There are signs of life, however. Adler pointed to Franklin Partners’ redevelopment of The Shuman. The 350,000-square-foot, highly amenitized office building in Naperville, Illinois recently welcomed its first occupants] and is filling up fast with three confirmed tenants.

“It’s fitting that we’re here at the beginning of the next decade because I think we’re going to see version 2.0 of suburban office,” said Adler.

Mayor Chirico talked about a project that was looking to turn a vacant “limited services” hotel into micro apartments. The developers found after acquisition that the repositioning wasn’t financially feasible, but they are going to go ahead with a demolition and ground-up construction of a micro apartment property—showing that the demand is there for both new multifamily units and this niche property type.

As for retail, Gay pointed to the $7 million in capital improvements that Centennial has put into Fox Valley Mall, transforming the entire main area into more of an indoor park. The Dallas-based developer has proposals before the Aurora government to redevelop land on the mall’s out lots, including a 45,000 square foot theater complex.

The second panel looked at DuPage county development, investment, capital markets and data centers. Michael Cassa, president and CEO, Downers Grove Economic Development Corporation, moderated the discussion, which also included Bedalov; Steve Caton, CCIM, CIPS, principal, investment broker, Caton Commercial Real Estate Group; Anna Maria Kowalik, senior vice president, director of business development, The Illinois Energy Conservation Authority NFP; Kevin Kobe, associate, investment properties, CBRE and Sean Reynolds, managing director, JLL.

On the previous panel, Mayor Chirico pointed out that data centers are not the best installations in terms of job creation or tax revenue. However, they are utilities that become more and more essential every year as companies increase their usage of cloud storage. Data centers can also be catalysts for site and community improvements.

“Data center developers and operators pay significant value for pieces of land that have good network and utility infrastructure,” Reynolds said. “On average, the big players like Microsoft or Google or AWS spend $1,000 per square foot. So, if they put up a half-a-million-square-foot building, that’s half a billion dollars.”

Unlike other communities in the MSA—in particular, Chicago itself—tax breaks and other incentives are hard to come by in DuPage County. Bedalov describes the practice as a “race to the bottom.”

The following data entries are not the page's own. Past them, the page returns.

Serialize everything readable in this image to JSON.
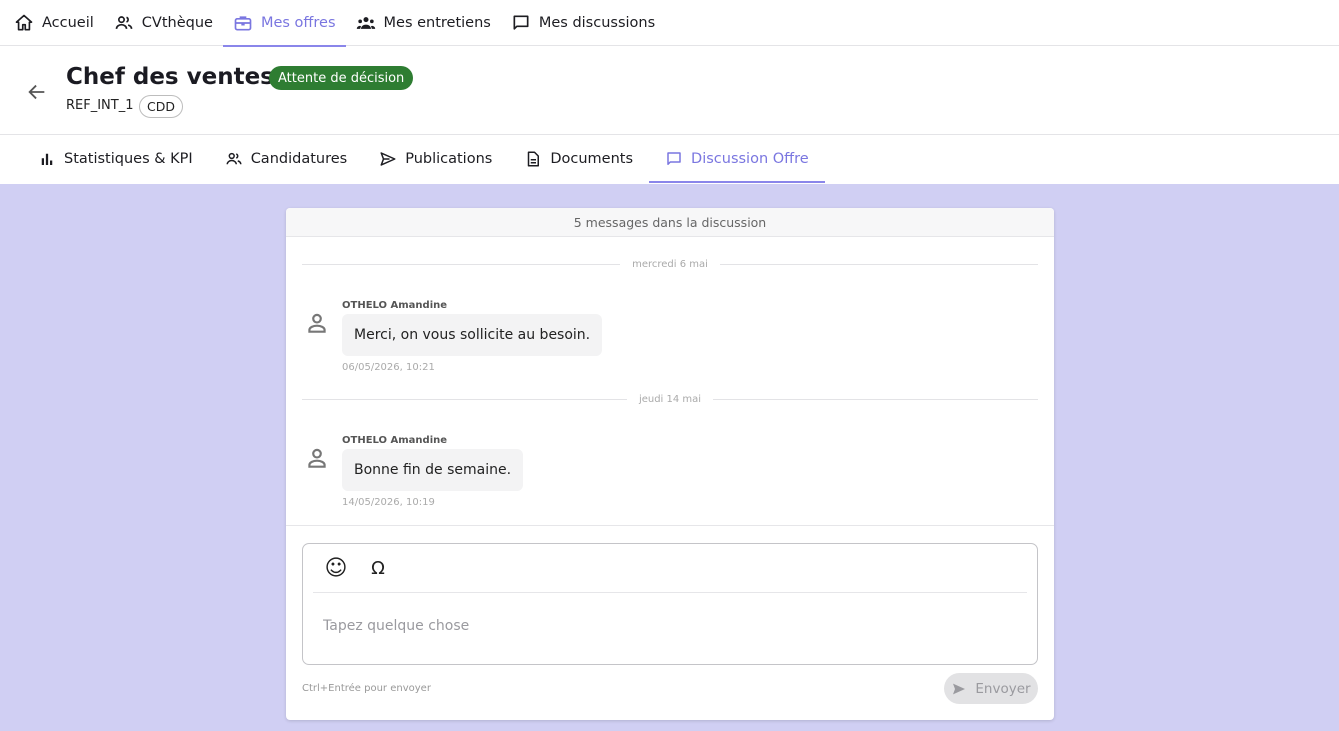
{
  "nav": {
    "items": [
      {
        "label": "Accueil",
        "icon": "home-icon"
      },
      {
        "label": "CVthèque",
        "icon": "people-icon"
      },
      {
        "label": "Mes offres",
        "icon": "briefcase-icon",
        "active": true
      },
      {
        "label": "Mes entretiens",
        "icon": "groups-icon"
      },
      {
        "label": "Mes discussions",
        "icon": "chat-icon"
      }
    ]
  },
  "header": {
    "title": "Chef des ventes",
    "status": "Attente de décision",
    "reference": "REF_INT_1",
    "contract": "CDD"
  },
  "tabs": [
    {
      "label": "Statistiques & KPI",
      "icon": "bar-chart-icon"
    },
    {
      "label": "Candidatures",
      "icon": "people-icon"
    },
    {
      "label": "Publications",
      "icon": "send-icon"
    },
    {
      "label": "Documents",
      "icon": "document-icon"
    },
    {
      "label": "Discussion Offre",
      "icon": "chat-icon",
      "active": true
    }
  ],
  "discussion": {
    "count_label": "5 messages dans la discussion",
    "separators": [
      "mercredi 6 mai",
      "jeudi 14 mai"
    ],
    "messages": [
      {
        "author": "OTHELO Amandine",
        "text": "Merci, on vous sollicite au besoin.",
        "time": "06/05/2026, 10:21"
      },
      {
        "author": "OTHELO Amandine",
        "text": "Bonne fin de semaine.",
        "time": "14/05/2026, 10:19"
      }
    ]
  },
  "composer": {
    "emoji_icon": "☺",
    "special_char_icon": "Ω",
    "placeholder": "Tapez quelque chose",
    "value": "",
    "hint": "Ctrl+Entrée pour envoyer",
    "send_label": "Envoyer"
  },
  "colors": {
    "accent": "#7a76e0",
    "status_green": "#2e7d32",
    "background_lavender": "#d0cff3"
  }
}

“With all due respect to the real estate brokers and developers in the room, if you do an electric or utility tax incentive on a data center, for example, you better be prepared to do it for every data center because as soon as it is out there, the development community is really smart and soon it becomes an expectation,” Bedalov said. “Choose DuPage believes that the best incentive that we can have is a low cost of doing business and a low tax rate.”

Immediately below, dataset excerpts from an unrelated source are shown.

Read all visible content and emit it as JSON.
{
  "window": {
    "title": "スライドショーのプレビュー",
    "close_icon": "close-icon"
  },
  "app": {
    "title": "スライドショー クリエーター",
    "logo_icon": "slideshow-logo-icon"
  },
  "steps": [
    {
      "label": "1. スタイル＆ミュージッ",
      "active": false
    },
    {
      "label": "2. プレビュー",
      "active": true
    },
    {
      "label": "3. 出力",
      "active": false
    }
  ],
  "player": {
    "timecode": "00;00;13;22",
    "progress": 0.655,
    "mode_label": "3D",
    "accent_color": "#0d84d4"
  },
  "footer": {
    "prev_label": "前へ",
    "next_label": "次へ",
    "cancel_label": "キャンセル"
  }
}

There is one new incentive available to developers in DuPage and elsewhere in the state: the commercial Property Assessed Clean Energy (C-PACE) incentive. Last August, the first implementation of the program was in DuPage County, with $318,000 in incentives to fund a roof replacement and solar photovoltaic system on a Wood Dale property.

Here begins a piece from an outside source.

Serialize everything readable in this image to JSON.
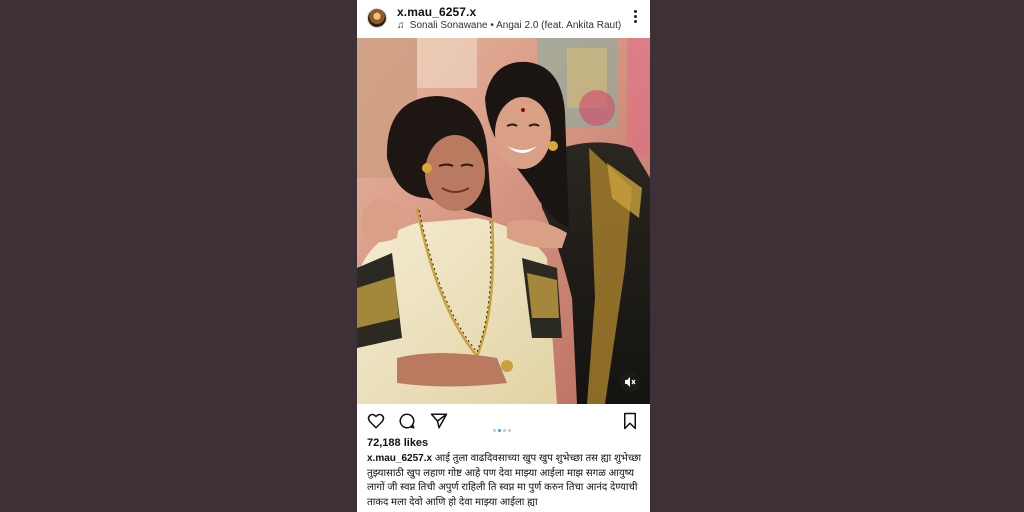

“What’s unique about this tool is it began as a public-private partnership—the public portion being the enablement of this legislation state by state, and the private portion being the private equity investment in private projects,” Kowalik said. “These projects can be retrofit, they can be new construction and they can get up to 100 percent financing.

In the end, the first annual State of DuPage County & Western Suburbs CRE Market conference was a huge success, as the venue was standing room only. The expert speakers touched on a number of other topics, such as wooing millennials back from the CBD, fiber availability, industrial land prices, TOD development in the suburbs, Cook County assessments and more—proof that there’s plenty going on in DuPage.